BARU-BARU ini Menteri Koordinator Kemaritiman dan Investasi, Luhut B. Pandjaitan mengatakan telah lama mengusulkan agar UU No. 34 Tahun 2004 tentang Tentara Nasional Indonesia (UU TNI) diubah.
Luhut pun menjelaskan tujuan UU TNI diubah supaya perwira aktif TNI dapat ditugaskan di kementerian/lembaga tanpa harus menunggu jadi purnawirawan atau dipurnawirawankan.

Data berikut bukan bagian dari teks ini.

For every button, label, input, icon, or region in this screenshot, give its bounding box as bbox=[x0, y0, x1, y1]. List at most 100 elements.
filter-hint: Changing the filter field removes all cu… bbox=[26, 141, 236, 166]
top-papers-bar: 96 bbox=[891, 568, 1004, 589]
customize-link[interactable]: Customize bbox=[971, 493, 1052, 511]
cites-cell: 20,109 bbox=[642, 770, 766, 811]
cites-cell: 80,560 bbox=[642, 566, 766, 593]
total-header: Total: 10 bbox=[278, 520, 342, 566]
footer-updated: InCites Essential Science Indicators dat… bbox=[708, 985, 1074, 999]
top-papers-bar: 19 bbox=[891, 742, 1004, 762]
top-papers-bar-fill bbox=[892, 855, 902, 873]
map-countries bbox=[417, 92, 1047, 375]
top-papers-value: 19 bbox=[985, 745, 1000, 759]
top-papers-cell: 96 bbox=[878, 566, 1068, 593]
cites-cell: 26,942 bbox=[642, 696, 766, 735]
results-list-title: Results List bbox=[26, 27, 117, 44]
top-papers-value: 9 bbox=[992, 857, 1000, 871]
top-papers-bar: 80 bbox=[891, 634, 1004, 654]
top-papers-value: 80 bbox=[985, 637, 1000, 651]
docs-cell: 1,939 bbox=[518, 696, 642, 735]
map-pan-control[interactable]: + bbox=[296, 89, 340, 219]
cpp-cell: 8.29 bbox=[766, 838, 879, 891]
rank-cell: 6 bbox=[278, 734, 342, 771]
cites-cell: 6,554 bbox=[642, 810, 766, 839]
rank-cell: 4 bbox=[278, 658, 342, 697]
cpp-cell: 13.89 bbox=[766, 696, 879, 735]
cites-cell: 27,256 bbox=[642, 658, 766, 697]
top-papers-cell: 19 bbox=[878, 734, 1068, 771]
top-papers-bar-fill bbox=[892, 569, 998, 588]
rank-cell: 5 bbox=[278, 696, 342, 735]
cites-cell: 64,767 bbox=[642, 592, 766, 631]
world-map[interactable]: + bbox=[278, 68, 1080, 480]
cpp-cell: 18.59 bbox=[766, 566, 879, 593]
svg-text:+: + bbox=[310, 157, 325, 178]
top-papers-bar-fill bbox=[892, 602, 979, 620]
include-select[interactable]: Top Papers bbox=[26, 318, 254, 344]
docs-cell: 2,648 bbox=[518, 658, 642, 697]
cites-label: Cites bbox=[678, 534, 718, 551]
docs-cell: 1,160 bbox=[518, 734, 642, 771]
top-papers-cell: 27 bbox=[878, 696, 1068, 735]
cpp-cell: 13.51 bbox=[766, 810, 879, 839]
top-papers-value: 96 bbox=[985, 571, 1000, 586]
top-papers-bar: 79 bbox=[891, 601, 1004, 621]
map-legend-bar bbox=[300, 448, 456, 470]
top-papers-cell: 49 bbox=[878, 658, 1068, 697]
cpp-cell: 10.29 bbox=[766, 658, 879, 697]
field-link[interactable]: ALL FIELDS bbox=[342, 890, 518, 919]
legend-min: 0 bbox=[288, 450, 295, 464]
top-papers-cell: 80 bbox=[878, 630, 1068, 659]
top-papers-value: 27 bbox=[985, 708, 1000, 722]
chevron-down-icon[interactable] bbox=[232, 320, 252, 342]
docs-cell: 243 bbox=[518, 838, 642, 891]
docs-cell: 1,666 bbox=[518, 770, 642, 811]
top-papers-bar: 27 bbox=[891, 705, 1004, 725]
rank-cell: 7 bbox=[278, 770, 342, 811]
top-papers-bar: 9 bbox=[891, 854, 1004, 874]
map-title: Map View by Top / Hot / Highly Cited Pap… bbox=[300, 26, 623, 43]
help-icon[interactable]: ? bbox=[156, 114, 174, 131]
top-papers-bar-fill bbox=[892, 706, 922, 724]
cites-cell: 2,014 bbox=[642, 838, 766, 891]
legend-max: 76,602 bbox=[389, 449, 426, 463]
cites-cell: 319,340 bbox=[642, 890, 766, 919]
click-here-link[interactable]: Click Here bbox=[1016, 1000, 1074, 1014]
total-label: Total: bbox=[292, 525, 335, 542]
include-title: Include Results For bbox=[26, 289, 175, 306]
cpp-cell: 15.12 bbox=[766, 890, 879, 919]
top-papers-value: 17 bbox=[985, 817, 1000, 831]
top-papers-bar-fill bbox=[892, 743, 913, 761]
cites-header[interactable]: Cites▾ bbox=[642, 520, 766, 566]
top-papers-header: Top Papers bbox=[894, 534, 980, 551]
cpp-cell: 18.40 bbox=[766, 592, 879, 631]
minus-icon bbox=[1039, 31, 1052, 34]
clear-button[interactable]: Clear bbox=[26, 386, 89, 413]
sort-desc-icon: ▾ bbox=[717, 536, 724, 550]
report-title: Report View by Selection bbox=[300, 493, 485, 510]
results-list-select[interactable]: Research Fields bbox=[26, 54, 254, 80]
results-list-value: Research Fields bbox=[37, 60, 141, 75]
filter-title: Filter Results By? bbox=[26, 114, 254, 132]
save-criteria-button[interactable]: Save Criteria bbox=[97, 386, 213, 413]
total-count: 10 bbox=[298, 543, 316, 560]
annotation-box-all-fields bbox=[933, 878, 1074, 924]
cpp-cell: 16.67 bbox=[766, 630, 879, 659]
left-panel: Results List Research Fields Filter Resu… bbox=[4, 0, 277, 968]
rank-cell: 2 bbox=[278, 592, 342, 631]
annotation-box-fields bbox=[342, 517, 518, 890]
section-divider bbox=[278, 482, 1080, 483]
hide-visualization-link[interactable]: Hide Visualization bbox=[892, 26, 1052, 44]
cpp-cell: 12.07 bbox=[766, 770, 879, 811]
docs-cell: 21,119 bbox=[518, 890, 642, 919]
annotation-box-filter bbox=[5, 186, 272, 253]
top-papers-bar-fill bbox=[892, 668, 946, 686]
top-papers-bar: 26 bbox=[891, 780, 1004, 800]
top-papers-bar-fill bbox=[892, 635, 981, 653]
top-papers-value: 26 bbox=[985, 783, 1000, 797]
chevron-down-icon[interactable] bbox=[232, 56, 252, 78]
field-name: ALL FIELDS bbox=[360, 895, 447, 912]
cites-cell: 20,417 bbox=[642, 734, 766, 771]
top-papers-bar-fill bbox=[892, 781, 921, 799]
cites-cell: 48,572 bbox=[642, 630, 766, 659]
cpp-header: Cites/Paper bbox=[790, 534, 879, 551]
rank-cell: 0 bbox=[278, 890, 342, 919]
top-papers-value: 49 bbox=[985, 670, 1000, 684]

Usulan Luhut ini sejatinya tidaklah baru. Bahkan beberapa waktu belakangan, tanpa mengubah UU TNI pun, penempatan perwira TNI aktif di jabatan sipil telah dilakukan.
Secara tidak langsung hal ini tentu telah membangunkan kembali dwi fungsi ABRI atau militerisme dalam ranah sipil.
Padahal salah satu jati diri TNI yang dinyatakan dalam UU TNI adalah TNI yang profesional, yaitu tentara yang terlatih, terdidik, diperlengkapi secara baik, tidak berpolitik praktis, tidak berbisnis, dan dijamin kesejahteraannya, serta mengikuti kebijakan politik negara yang menganut prinsip demokrasi, supremasi sipil, hak asasi manusia, ketentuan hukum nasional, dan hukum internasional yang telah diratifikasi.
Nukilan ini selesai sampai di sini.